Des mécanismes prokinétiques différents

Ces quatre médicaments, à minima chez les humains, ont démontré un effet stimulant le transit, par des mécanismes différents :

  • le métoclopramide a des effets anti-émétiques et prokinétiques résultant de son activité d'antagoniste de la dopamine central et périphérique ;
  • le cisapride n'est plus disponible en pharmacie, à l'exception de préparations magistrales.
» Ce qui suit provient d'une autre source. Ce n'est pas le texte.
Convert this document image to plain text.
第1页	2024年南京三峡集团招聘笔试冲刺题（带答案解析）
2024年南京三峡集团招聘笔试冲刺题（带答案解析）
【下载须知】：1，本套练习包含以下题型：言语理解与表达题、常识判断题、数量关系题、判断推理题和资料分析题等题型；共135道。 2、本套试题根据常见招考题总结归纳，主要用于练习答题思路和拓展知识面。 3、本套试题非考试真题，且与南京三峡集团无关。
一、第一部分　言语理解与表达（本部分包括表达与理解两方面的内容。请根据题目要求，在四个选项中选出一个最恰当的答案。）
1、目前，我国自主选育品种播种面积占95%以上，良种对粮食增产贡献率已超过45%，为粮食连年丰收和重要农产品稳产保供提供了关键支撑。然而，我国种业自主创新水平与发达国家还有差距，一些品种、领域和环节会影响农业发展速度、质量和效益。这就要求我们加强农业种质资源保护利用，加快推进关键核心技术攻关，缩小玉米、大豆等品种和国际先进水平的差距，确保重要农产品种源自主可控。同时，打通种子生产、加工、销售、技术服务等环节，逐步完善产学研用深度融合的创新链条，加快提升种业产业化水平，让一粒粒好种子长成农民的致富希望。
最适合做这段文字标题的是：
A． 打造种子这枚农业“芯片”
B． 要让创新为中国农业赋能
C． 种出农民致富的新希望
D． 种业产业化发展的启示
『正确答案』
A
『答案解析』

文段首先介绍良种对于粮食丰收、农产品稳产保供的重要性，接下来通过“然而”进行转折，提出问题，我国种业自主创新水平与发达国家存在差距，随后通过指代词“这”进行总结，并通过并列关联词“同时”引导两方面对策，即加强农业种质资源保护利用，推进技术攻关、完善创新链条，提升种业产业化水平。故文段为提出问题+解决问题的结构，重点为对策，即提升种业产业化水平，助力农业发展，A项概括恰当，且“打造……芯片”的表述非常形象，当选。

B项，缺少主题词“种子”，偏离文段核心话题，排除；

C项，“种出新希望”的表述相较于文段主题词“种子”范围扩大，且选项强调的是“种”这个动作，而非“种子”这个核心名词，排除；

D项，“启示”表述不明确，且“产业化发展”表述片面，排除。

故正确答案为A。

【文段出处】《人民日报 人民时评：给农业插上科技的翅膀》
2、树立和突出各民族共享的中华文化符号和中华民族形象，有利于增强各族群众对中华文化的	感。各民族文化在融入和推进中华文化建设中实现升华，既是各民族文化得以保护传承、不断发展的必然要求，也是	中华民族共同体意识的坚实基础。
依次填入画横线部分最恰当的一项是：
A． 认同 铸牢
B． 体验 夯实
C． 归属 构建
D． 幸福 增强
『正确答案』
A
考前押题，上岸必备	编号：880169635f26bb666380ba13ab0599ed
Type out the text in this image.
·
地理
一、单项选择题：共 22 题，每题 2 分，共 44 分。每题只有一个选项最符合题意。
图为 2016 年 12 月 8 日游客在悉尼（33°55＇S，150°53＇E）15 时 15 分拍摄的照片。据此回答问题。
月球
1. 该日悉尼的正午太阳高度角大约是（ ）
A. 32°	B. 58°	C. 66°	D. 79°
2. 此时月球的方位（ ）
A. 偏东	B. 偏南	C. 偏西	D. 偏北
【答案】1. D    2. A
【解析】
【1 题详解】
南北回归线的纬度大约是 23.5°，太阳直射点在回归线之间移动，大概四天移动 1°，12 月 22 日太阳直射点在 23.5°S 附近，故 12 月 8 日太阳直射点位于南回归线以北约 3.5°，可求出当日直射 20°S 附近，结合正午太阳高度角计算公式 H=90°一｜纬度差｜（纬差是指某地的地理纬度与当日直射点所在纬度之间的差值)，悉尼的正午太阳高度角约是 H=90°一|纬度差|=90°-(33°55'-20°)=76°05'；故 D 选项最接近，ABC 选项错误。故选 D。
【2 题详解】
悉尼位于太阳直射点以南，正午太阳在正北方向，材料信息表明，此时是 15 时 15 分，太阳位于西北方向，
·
Chez les humains, il accélère la vidange gastrique et stimule le péristaltisme digestif par un effet sur les récepteurs à la sérotonine de neurones myo-entériques ;
  • la capromoréline est un analogue de la ghréline, qui est une hormone digestive stimulant l'appétit ; la ghréline a aussi une activité prokinétique ;
  • la pyridostigmine est un antagoniste des cholinestérases, qui a donc un effet parasympathomimétique, incluant une augmentation de la fréquence et de l'intensité des contractions des fibres musculaires du tube digestif.

L'objectif de l'étude était de déterminer leur efficacité respective chez des lapins sains, afin de pouvoir ensuite établir des recommandations plus claires sur la prise en charge des arrêts de transit.

Étude clinique : 10 lapins sains

Les 4 médicaments et un témoin (sérum physiologique) ont été administrés une fois chacun, par voie orale, dans un ordre aléatoire, à 10 lapins. Les administrations ont été espacées de 6 jours pour éviter d'éventuelles interactions. Les doses suivantes ont été utilisées : métoclopramide (0,5 mg/kg), cisapride (0,5 mg/kg), capromoréline (3 mg/kg) et pyridostigmine (1 mg/kg). Les indicateurs de transit mesurés étaient le poids des déjections, le nombre de crottes, le poids de l'aliment consommé, ainsi que le volume d'eau bue et d'urine émise. Le tout était mesuré régulièrement, sur 72h.

État de la science et recommandations

Les analyses statistiques n'ont identifié aucun effet statistiquement significatif de ces molécules à ces doses, sur le transit des lapins sains. Quelques études de pharmacocinétique du cisapride et du métoclopramide sont recensées, mais elles ne renseignent pas sur l'efficacité clinique des traitements. La seule étude antérieure, cliniquement pertinente, concerne la capromoréline. Contrairement à la dose de 3 mg/kg en une prise, une dose plus élevée (4 ou 8 mg/kg) administrée deux fois par jour était associée à une augmentation de la consommation de nourriture et de la production de déjections chez des lapins sains. En revanche, cet effet n'était plus présent lors d'administration post-opératoire (castration). Les auteurs indiquent qu'une des difficultés dans l'évaluation empirique de l'efficacité d'un médicament prokinétiques provient du délai normal entre la reprise de l'alimentation et la reprise de l'émission de selles chez un lapin. Compte tenu d'une durée de transit d'au moins 14 h chez les lapins, un animal qui recommencerait à manger 12 à 24 h après une intervention présenterait un retour visible du transit après 26 h à 38 h. Comme une absence de transit de 24h en hospitalisation déclenche souvent une prise en charge médicale, l'administration de médicament est le plus souvent suivie d'un retour du transit, que le médicament ait fait effet ou non. En pratique, en l'absence de meilleures connaissances sur la sécurité et l'efficacité de doses plus élevées des quatre molécules testées par les auteurs, il n'y a pour le moment pas de bases scientifiques pour justifier leur utilisation.